With its dazzling forms, the building by Zaha Hadid expresses an idea of architecture as a “ground of lines of forces” (in the words of the architect herself), animated by articulated paths, changes of perspective and unexpected angles from which a dynamic and energising spatial unity emerges.
Between “kinetic” performances, choreographies, mobile and mechanical architectures, and robotic installations, then, Diller Scofidio + Renfro has built in over 40 years a rich portfolio of works inspired by movement, under the banner of contamination between architecture and other artistic disciplines. We recall the “disorder” induced in elements and functions in the traditional domestic environment of Kinney House (1981), the reinterpretation of the experience of the promenade architecturale and the vision in motion of The Slow House (1991) and of the Institute of Contemporary Art (2002), the overturning of visual and acoustic references in the perception of space of The Blur Building (2002) and the kinematic motion of the telescopic structure of The Shed (2019) that expands and contracts according to needs.

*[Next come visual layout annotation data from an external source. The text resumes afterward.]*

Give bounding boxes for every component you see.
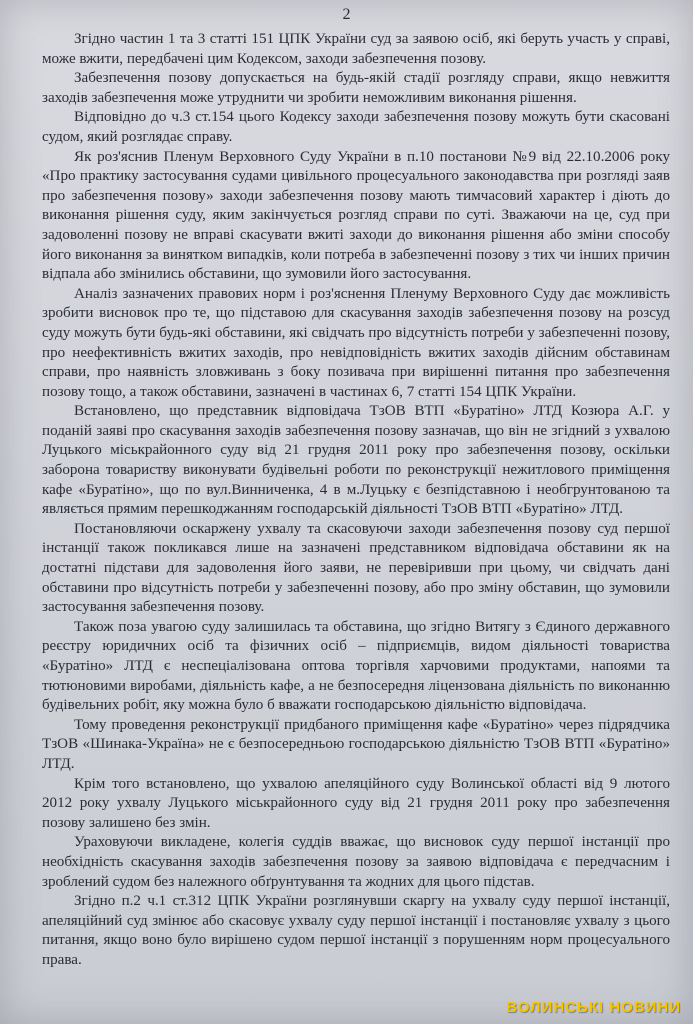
document-body <box>42 30 670 971</box>
paragraph: Як роз'яснив Пленум Верховного Суду України в п.10 постанови №9 від 22.10.2006 року «Про практику застосування судами цивільного процесуального законодавства при розгляді заяв про забезпечення позову» заходи забезпечення позову мають тимчасовий характер і діють до виконання рішення суду, яким закінчується розгляд справи по суті. Зважаючи на це, суд при задоволенні позову не вправі скасувати вжиті заходи до виконання рішення або зміни способу його виконання за винятком випадків, коли потреба в забезпеченні позову з тих чи інших причин відпала або змінились обставини, що зумовили його застосування. <box>42 148 670 283</box>
paragraph: Ураховуючи викладене, колегія суддів вважає, що висновок суду першої інстанції про необхідність скасування заходів забезпечення позову за заявою відповідача є передчасним і зроблений судом без належного обґрунтування та жодних для цього підстав. <box>42 834 670 890</box>
watermark-logo: ВОЛИНСЬКІ НОВИНИ <box>506 999 681 1016</box>
paragraph: Встановлено, що представник відповідача ТзОВ ВТП «Буратіно» ЛТД Козюра А.Г. у поданій заяві про скасування заходів забезпечення позову зазначав, що він не згідний з ухвалою Луцького міськрайонного суду від 21 грудня 2011 року про забезпечення позову, оскільки заборона товариству виконувати будівельні роботи по реконструкції нежитлового приміщення кафе «Буратіно», що по вул.Винниченка, 4 в м.Луцьку є безпідставною і необгрунтованою та являється прямим перешкоджанням господарській діяльності ТзОВ ВТП «Буратіно» ЛТД. <box>42 403 670 518</box>
paragraph: Забезпечення позову допускається на будь-якій стадії розгляду справи, якщо невжиття заходів забезпечення може утруднити чи зробити неможливим виконання рішення. <box>42 70 670 106</box>
paragraph: Тому проведення реконструкції придбаного приміщення кафе «Буратіно» через підрядчика ТзОВ «Шинака-Україна» не є безпосередньою господарською діяльністю ТзОВ ВТП «Буратіно» ЛТД. <box>42 716 670 772</box>
page-number: 2 <box>342 6 351 23</box>
paragraph: Згідно частин 1 та 3 статті 151 ЦПК України суд за заявою осіб, які беруть участь у справі, може вжити, передбачені цим Кодексом, заходи забезпечення позову. <box>42 31 670 67</box>
paragraph: Аналіз зазначених правових норм і роз'яснення Пленуму Верховного Суду дає можливість зробити висновок про те, що підставою для скасування заходів забезпечення позову на розсуд суду можуть бути будь-які обставини, які свідчать про відсутність потреби у забезпеченні позову, про неефективність вжитих заходів, про невідповідність вжитих заходів дійсним обставинам справи, про наявність зловживань з боку позивача при вирішенні питання про забезпечення позову тощо, а також обставини, зазначені в частинах 6, 7 статті 154 ЦПК України. <box>42 285 670 400</box>
paragraph: Згідно п.2 ч.1 ст.312 ЦПК України розглянувши скаргу на ухвалу суду першої інстанції, апеляційний суд змінює або скасовує ухвалу суду першої інстанції і постановляє ухвалу з цього питання, якщо воно було вирішено судом першої інстанції з порушенням норм процесуального права. <box>42 893 670 968</box>
paragraph: Також поза увагою суду залишилась та обставина, що згідно Витягу з Єдиного державного реєстру юридичних осіб та фізичних осіб – підприємців, видом діяльності товариства «Буратіно» ЛТД є неспеціалізована оптова торгівля харчовими продуктами, напоями та тютюновими виробами, діяльність кафе, а не безпосередня ліцензована діяльність по виконанню будівельних робіт, яку можна було б вважати господарською діяльністю відповідача. <box>42 618 670 714</box>
paragraph: Постановляючи оскаржену ухвалу та скасовуючи заходи забезпечення позову суд першої інстанції також покликався лише на зазначені представником відповідача обставини як на достатні підстави для задоволення його заяви, не перевіривши при цьому, чи свідчать дані обставини про відсутність потреби у забезпеченні позову, або про зміну обставин, що зумовили застосування забезпечення позову. <box>42 520 670 616</box>
paragraph: Відповідно до ч.3 ст.154 цього Кодексу заходи забезпечення позову можуть бути скасовані судом, який розглядає справу. <box>42 109 670 145</box>
paragraph: Крім того встановлено, що ухвалою апеляційного суду Волинської області від 9 лютого 2012 року ухвалу Луцького міськрайонного суду від 21 грудня 2011 року про забезпечення позову залишено без змін. <box>42 775 670 831</box>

The exhibition is not “about” the studio's work but rather a reflection “together with” the studio on the theoretical and cultural aspects of the movement in architecture, here matured through in-depth research work resulting in a extensively documented collection of 26 projects by various authors among the utopian and the pragmatic, the experimental and the ecological. In the words of curator Elizabeth Diller: “the invitation to curate and design an exhibition on architecture in motion at MAXXI was an opportunity to engage with the dynamics of Zaha Hadid's building and, at the same time, to situate our practice's work within a broader constellation of architectural projects defined by their resistance to the stubborn inertia of architecture. Stability is not always a virtue for architecture. Our dynamic world is shaped by the incessant succession of political upheavals, economic fluctuations, social reforms, climate change and technological innovations, which make architecture's inertia its own responsibility. Why should architecture stand still?”.

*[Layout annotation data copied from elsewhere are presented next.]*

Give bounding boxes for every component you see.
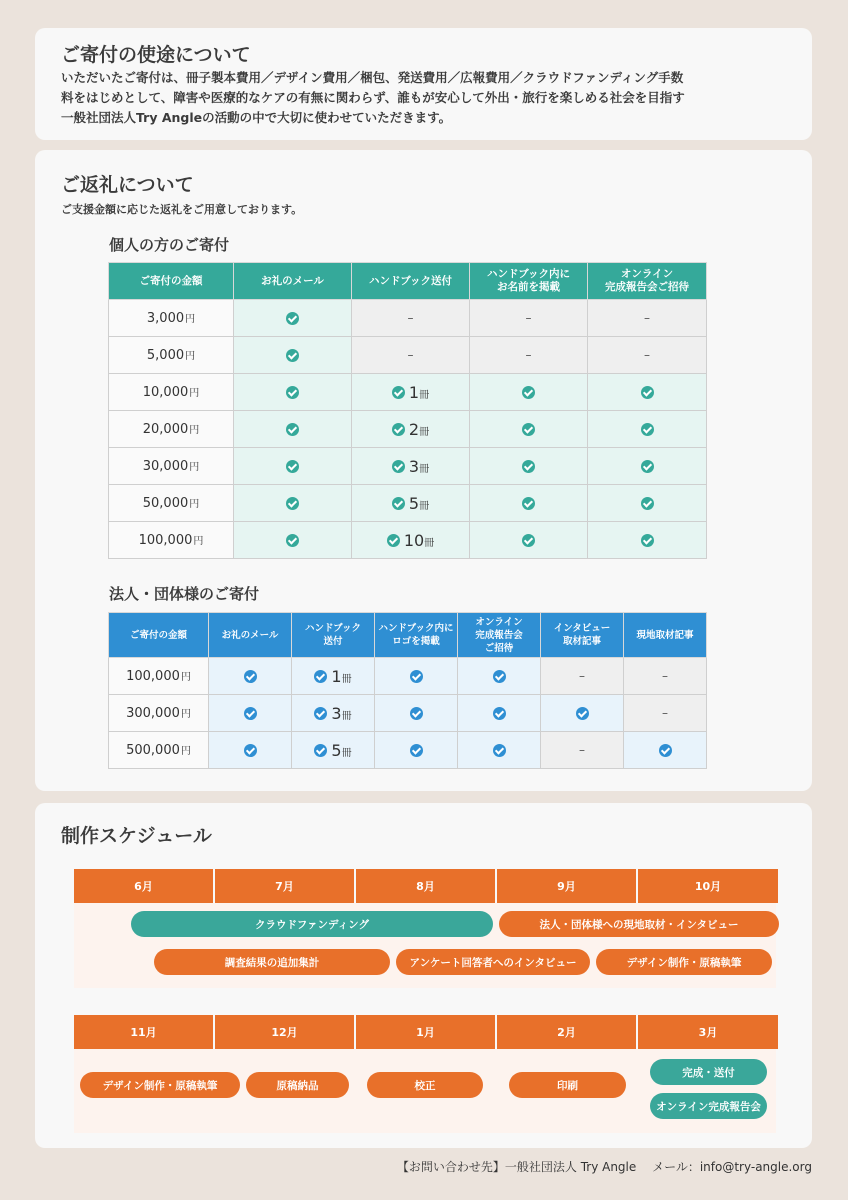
dash: – <box>525 310 532 325</box>
amount-value: 30,000 <box>142 459 189 474</box>
reward-cell-included <box>234 300 352 337</box>
month-header: 6月 <box>74 869 213 903</box>
month-header: 10月 <box>638 869 778 903</box>
check-circle-icon <box>641 386 654 399</box>
yen-unit: 円 <box>180 672 191 683</box>
yen-unit: 円 <box>193 536 204 547</box>
dash: – <box>525 347 532 362</box>
reward-cell-none <box>588 300 707 337</box>
table-row <box>109 732 707 769</box>
check-circle-icon <box>410 744 423 757</box>
schedule-task-bar: デザイン制作・原稿執筆 <box>596 949 772 975</box>
month-header: 2月 <box>497 1015 636 1049</box>
check-circle-icon <box>392 386 405 399</box>
check-circle-icon <box>641 460 654 473</box>
check-circle-icon <box>392 497 405 510</box>
usage-title: ご寄付の使途について <box>61 44 251 66</box>
month-header: 3月 <box>638 1015 778 1049</box>
amount-value: 20,000 <box>142 422 189 437</box>
reward-cell-included <box>470 374 588 411</box>
table-row <box>109 658 707 695</box>
column-header: ハンドブック内に お名前を掲載 <box>470 263 588 300</box>
reward-cell-included <box>375 695 458 732</box>
column-header: オンライン 完成報告会ご招待 <box>588 263 707 300</box>
reward-cell-included <box>470 448 588 485</box>
handbook-quantity <box>331 741 351 760</box>
reward-cell-handbook <box>352 374 470 411</box>
quantity-number: 5 <box>408 493 420 513</box>
reward-cell-handbook <box>352 448 470 485</box>
reward-cell-included <box>234 448 352 485</box>
quantity-unit: 冊 <box>341 673 352 685</box>
dash: – <box>644 347 650 362</box>
schedule-gantt-second-half <box>74 1015 776 1133</box>
check-circle-icon <box>286 386 299 399</box>
check-circle-icon <box>314 707 327 720</box>
quantity-unit: 冊 <box>419 463 430 475</box>
yen-unit: 円 <box>189 388 200 399</box>
reward-cell-included <box>458 658 541 695</box>
reward-cell-handbook <box>292 732 375 769</box>
quantity-unit: 冊 <box>341 747 352 759</box>
reward-cell-included <box>470 485 588 522</box>
amount-cell <box>109 374 234 411</box>
rewards-card <box>35 150 812 791</box>
reward-cell-included <box>588 374 707 411</box>
check-circle-icon <box>286 312 299 325</box>
amount-value: 300,000 <box>126 706 180 721</box>
reward-cell-none <box>588 337 707 374</box>
reward-cell-included <box>470 411 588 448</box>
schedule-gantt-first-half <box>74 869 776 989</box>
usage-text-line-2: 料をはじめとして、障害や医療的なケアの有無に関わらず、誰もが安心して外出・旅行を楽しめる社会を目指す <box>61 90 685 105</box>
reward-cell-included <box>209 732 292 769</box>
check-circle-icon <box>410 707 423 720</box>
handbook-quantity <box>331 667 351 686</box>
handbook-quantity <box>404 531 434 550</box>
check-circle-icon <box>286 460 299 473</box>
check-circle-icon <box>493 707 506 720</box>
check-circle-icon <box>392 460 405 473</box>
reward-cell-none <box>624 695 707 732</box>
table-row <box>109 337 707 374</box>
usage-text-line-3: 一般社団法人Try Angleの活動の中で大切に使わせていただきます。 <box>61 110 452 125</box>
quantity-number: 1 <box>331 666 342 686</box>
schedule-task-bar: 法人・団体様への現地取材・インタビュー <box>499 911 779 937</box>
reward-cell-handbook <box>292 695 375 732</box>
quantity-number: 10 <box>403 530 425 550</box>
schedule-task-bar: オンライン完成報告会 <box>650 1093 767 1119</box>
usage-card <box>35 28 812 140</box>
corporate-title: 法人・団体様のご寄付 <box>109 585 260 603</box>
quantity-unit: 冊 <box>341 710 352 722</box>
usage-text-line-1: いただいたご寄付は、冊子製本費用／デザイン費用／梱包、発送費用／広報費用／クラウドファンディング手数 <box>61 70 684 85</box>
yen-unit: 円 <box>189 425 200 436</box>
amount-cell <box>109 658 209 695</box>
quantity-number: 1 <box>408 382 420 402</box>
check-circle-icon <box>522 497 535 510</box>
reward-cell-included <box>234 374 352 411</box>
amount-cell <box>109 732 209 769</box>
reward-cell-handbook <box>352 522 470 559</box>
check-circle-icon <box>641 497 654 510</box>
reward-cell-handbook <box>352 485 470 522</box>
amount-value: 10,000 <box>142 385 189 400</box>
check-circle-icon <box>493 744 506 757</box>
corporate-reward-table <box>108 612 707 769</box>
quantity-unit: 冊 <box>419 426 430 438</box>
reward-cell-included <box>234 411 352 448</box>
schedule-task-bar: 調査結果の追加集計 <box>154 949 390 975</box>
reward-cell-included <box>458 732 541 769</box>
check-circle-icon <box>641 423 654 436</box>
yen-unit: 円 <box>185 351 196 362</box>
yen-unit: 円 <box>189 462 200 473</box>
amount-cell <box>109 448 234 485</box>
amount-cell <box>109 522 234 559</box>
quantity-number: 5 <box>331 740 342 760</box>
check-circle-icon <box>659 744 672 757</box>
table-row <box>109 300 707 337</box>
check-circle-icon <box>286 497 299 510</box>
reward-cell-included <box>375 658 458 695</box>
reward-cell-included <box>209 695 292 732</box>
quantity-unit: 冊 <box>419 500 430 512</box>
contact-footer: 【お問い合わせ先】一般社団法人 Try Angle メール：info@try-angle.org <box>396 1160 812 1174</box>
column-header: ハンドブック 送付 <box>292 613 375 658</box>
dash: – <box>579 742 585 757</box>
month-header: 9月 <box>497 869 636 903</box>
table-row <box>109 485 707 522</box>
month-header: 11月 <box>74 1015 213 1049</box>
table-row <box>109 448 707 485</box>
check-circle-icon <box>244 670 257 683</box>
rewards-title: ご返礼について <box>61 174 194 196</box>
reward-cell-included <box>588 485 707 522</box>
reward-cell-included <box>588 411 707 448</box>
month-header: 7月 <box>215 869 354 903</box>
column-header: オンライン 完成報告会 ご招待 <box>458 613 541 658</box>
reward-cell-included <box>588 448 707 485</box>
individual-reward-table <box>108 262 707 559</box>
reward-cell-included <box>234 337 352 374</box>
amount-cell <box>109 300 234 337</box>
quantity-unit: 冊 <box>419 389 430 401</box>
dash: – <box>644 310 650 325</box>
dash: – <box>662 668 668 683</box>
dash: – <box>407 310 414 325</box>
month-header: 12月 <box>215 1015 354 1049</box>
month-header: 8月 <box>356 869 495 903</box>
reward-cell-none <box>541 658 624 695</box>
reward-cell-included <box>588 522 707 559</box>
column-header: ご寄付の金額 <box>109 613 209 658</box>
schedule-task-bar: クラウドファンディング <box>131 911 493 937</box>
amount-value: 50,000 <box>142 496 189 511</box>
month-header: 1月 <box>356 1015 495 1049</box>
column-header: 現地取材記事 <box>624 613 707 658</box>
reward-cell-included <box>458 695 541 732</box>
column-header: ハンドブック内に ロゴを掲載 <box>375 613 458 658</box>
schedule-task-bar: 校正 <box>367 1072 483 1098</box>
amount-value: 100,000 <box>126 669 180 684</box>
handbook-quantity <box>409 383 429 402</box>
check-circle-icon <box>314 744 327 757</box>
reward-cell-included <box>234 522 352 559</box>
reward-cell-handbook <box>292 658 375 695</box>
check-circle-icon <box>522 423 535 436</box>
schedule-task-bar: 原稿納品 <box>246 1072 349 1098</box>
reward-cell-included <box>209 658 292 695</box>
amount-value: 500,000 <box>126 743 180 758</box>
check-circle-icon <box>244 744 257 757</box>
reward-cell-included <box>624 732 707 769</box>
amount-value: 5,000 <box>146 348 185 363</box>
dash: – <box>662 705 668 720</box>
table-row <box>109 374 707 411</box>
table-row <box>109 695 707 732</box>
check-circle-icon <box>392 423 405 436</box>
reward-cell-included <box>470 522 588 559</box>
check-circle-icon <box>522 534 535 547</box>
dash: – <box>579 668 585 683</box>
schedule-task-bar: 印刷 <box>509 1072 626 1098</box>
check-circle-icon <box>314 670 327 683</box>
check-circle-icon <box>576 707 589 720</box>
check-circle-icon <box>286 534 299 547</box>
quantity-number: 3 <box>408 456 420 476</box>
schedule-title: 制作スケジュール <box>61 825 212 847</box>
handbook-quantity <box>409 457 429 476</box>
reward-cell-none <box>541 732 624 769</box>
amount-cell <box>109 411 234 448</box>
reward-cell-included <box>375 732 458 769</box>
reward-cell-included <box>234 485 352 522</box>
yen-unit: 円 <box>180 709 191 720</box>
check-circle-icon <box>286 349 299 362</box>
check-circle-icon <box>387 534 400 547</box>
yen-unit: 円 <box>185 314 196 325</box>
amount-cell <box>109 485 234 522</box>
column-header: ご寄付の金額 <box>109 263 234 300</box>
usage-text <box>61 68 801 128</box>
handbook-quantity <box>331 704 351 723</box>
handbook-quantity <box>409 420 429 439</box>
amount-value: 100,000 <box>138 533 193 548</box>
schedule-task-bar: アンケート回答者へのインタビュー <box>396 949 590 975</box>
dash: – <box>407 347 414 362</box>
yen-unit: 円 <box>180 746 191 757</box>
reward-cell-none <box>470 337 588 374</box>
reward-cell-none <box>624 658 707 695</box>
check-circle-icon <box>522 386 535 399</box>
yen-unit: 円 <box>189 499 200 510</box>
check-circle-icon <box>286 423 299 436</box>
table-row <box>109 522 707 559</box>
reward-cell-none <box>470 300 588 337</box>
handbook-quantity <box>409 494 429 513</box>
rewards-intro: ご支援金額に応じた返礼をご用意しております。 <box>61 203 303 216</box>
amount-cell <box>109 337 234 374</box>
column-header: ハンドブック送付 <box>352 263 470 300</box>
quantity-number: 3 <box>331 703 342 723</box>
check-circle-icon <box>410 670 423 683</box>
reward-cell-none <box>352 300 470 337</box>
check-circle-icon <box>244 707 257 720</box>
amount-cell <box>109 695 209 732</box>
check-circle-icon <box>493 670 506 683</box>
table-row <box>109 411 707 448</box>
reward-cell-included <box>541 695 624 732</box>
schedule-task-bar: 完成・送付 <box>650 1059 767 1085</box>
reward-cell-handbook <box>352 411 470 448</box>
column-header: お礼のメール <box>209 613 292 658</box>
schedule-task-bar: デザイン制作・原稿執筆 <box>80 1072 240 1098</box>
quantity-unit: 冊 <box>424 537 435 549</box>
check-circle-icon <box>641 534 654 547</box>
column-header: お礼のメール <box>234 263 352 300</box>
check-circle-icon <box>522 460 535 473</box>
column-header: インタビュー 取材記事 <box>541 613 624 658</box>
individual-title: 個人の方のご寄付 <box>109 236 230 254</box>
quantity-number: 2 <box>408 419 420 439</box>
amount-value: 3,000 <box>146 311 185 326</box>
reward-cell-none <box>352 337 470 374</box>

And precisely the installation is conceived as a “kinetic” choreography. In synchrony with the sounds and images, a system of curtains moves through the gallery, continuously redefining its space and offering the visitor changing perspectives. The exhibition is divided into four interrelated sections that interpret "restless" architecture in different keys: "adaptive", capable of evolving through kinetic, assemblable, and variously combinable elements (from the aforementioned The Shed, to Kisho Kurokawa's Nagakin Capsule Tower, to Cedric Price's unrealised Fun Palace); “mobile”, like those who experience it (from Hans Hollein's inflatable office, to Krzystof Wodiczko's homeless vehicle, to NLÉ/Kunlé Adeyemi's Makoko Floating School); “operable”, whose elements can be regulated by technology (from Montgomery County's rotating prison, to Oma's Maison à Bordeaux); “ecodynamic”, in a biunivocal dialogue with the environment (from Angelo Invernizzi's Villa Girasole, to Jean Nouvel's Institut du Monde Arab).
The models on display are sculpted by calibrated lighting, and stand out in the fluid and essential space, drawing the eye to their forms, which would be challenging for any model-making expert.

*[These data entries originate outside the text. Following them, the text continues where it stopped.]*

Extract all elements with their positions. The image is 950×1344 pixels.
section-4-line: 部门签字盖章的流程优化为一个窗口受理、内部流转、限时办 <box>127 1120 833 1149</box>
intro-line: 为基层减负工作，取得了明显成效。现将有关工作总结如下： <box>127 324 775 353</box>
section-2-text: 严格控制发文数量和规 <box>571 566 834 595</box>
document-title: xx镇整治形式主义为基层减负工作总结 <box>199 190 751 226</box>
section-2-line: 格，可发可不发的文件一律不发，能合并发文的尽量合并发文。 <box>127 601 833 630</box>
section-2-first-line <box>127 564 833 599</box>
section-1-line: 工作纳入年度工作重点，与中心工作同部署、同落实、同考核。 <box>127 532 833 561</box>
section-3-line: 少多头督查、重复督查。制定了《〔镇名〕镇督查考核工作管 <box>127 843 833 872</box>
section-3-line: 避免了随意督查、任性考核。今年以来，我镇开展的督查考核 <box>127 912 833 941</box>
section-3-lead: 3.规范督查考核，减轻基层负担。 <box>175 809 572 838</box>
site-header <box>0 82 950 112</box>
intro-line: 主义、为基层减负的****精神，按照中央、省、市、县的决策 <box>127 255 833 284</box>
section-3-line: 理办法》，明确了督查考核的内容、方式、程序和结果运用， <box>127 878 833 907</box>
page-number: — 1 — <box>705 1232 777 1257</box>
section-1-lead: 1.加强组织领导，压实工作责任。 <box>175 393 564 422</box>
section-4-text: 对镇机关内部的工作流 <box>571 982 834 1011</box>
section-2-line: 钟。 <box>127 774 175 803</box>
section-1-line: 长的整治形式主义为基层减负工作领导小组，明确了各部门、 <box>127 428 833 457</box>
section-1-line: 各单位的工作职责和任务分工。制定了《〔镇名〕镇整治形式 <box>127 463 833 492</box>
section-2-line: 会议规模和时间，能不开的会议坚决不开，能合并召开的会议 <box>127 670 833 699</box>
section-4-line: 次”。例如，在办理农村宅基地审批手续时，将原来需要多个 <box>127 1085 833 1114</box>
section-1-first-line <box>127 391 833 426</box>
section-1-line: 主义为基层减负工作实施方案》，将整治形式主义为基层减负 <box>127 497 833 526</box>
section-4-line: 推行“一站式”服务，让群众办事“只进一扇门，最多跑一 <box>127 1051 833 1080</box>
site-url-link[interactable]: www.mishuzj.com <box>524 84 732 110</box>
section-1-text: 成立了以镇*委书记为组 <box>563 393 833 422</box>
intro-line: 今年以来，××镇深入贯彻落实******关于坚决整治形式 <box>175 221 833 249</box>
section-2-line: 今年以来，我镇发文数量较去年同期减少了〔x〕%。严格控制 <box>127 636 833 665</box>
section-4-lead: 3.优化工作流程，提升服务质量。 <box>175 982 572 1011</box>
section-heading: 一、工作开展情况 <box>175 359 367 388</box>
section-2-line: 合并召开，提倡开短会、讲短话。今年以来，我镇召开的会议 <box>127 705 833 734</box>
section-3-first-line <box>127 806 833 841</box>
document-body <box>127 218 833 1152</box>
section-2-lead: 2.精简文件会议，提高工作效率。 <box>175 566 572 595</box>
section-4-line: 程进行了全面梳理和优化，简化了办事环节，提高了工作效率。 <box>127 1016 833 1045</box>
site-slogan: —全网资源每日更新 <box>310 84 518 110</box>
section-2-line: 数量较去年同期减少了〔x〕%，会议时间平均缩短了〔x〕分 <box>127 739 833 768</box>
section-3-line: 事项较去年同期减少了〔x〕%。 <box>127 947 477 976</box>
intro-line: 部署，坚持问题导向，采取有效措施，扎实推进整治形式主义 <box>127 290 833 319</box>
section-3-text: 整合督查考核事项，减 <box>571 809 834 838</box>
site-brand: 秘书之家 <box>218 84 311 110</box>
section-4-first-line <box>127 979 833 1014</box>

The exhibition aims to contribute to the reflection on a building that is not conceptually subordinated to a paradigm of permanence in space and time; moreover, it also enriches the museum's architecture collection, with the project The Shed by Diller Scofidio + Renfro and the Nakagin Capsule Tower by Kisho Kurokawa (of which a precious “capsule” that survived demolition will be exhibited in the Alighiero Boetti square), in keeping with MAXXI's programme of acquisitions of Contemporary Architecture and Design.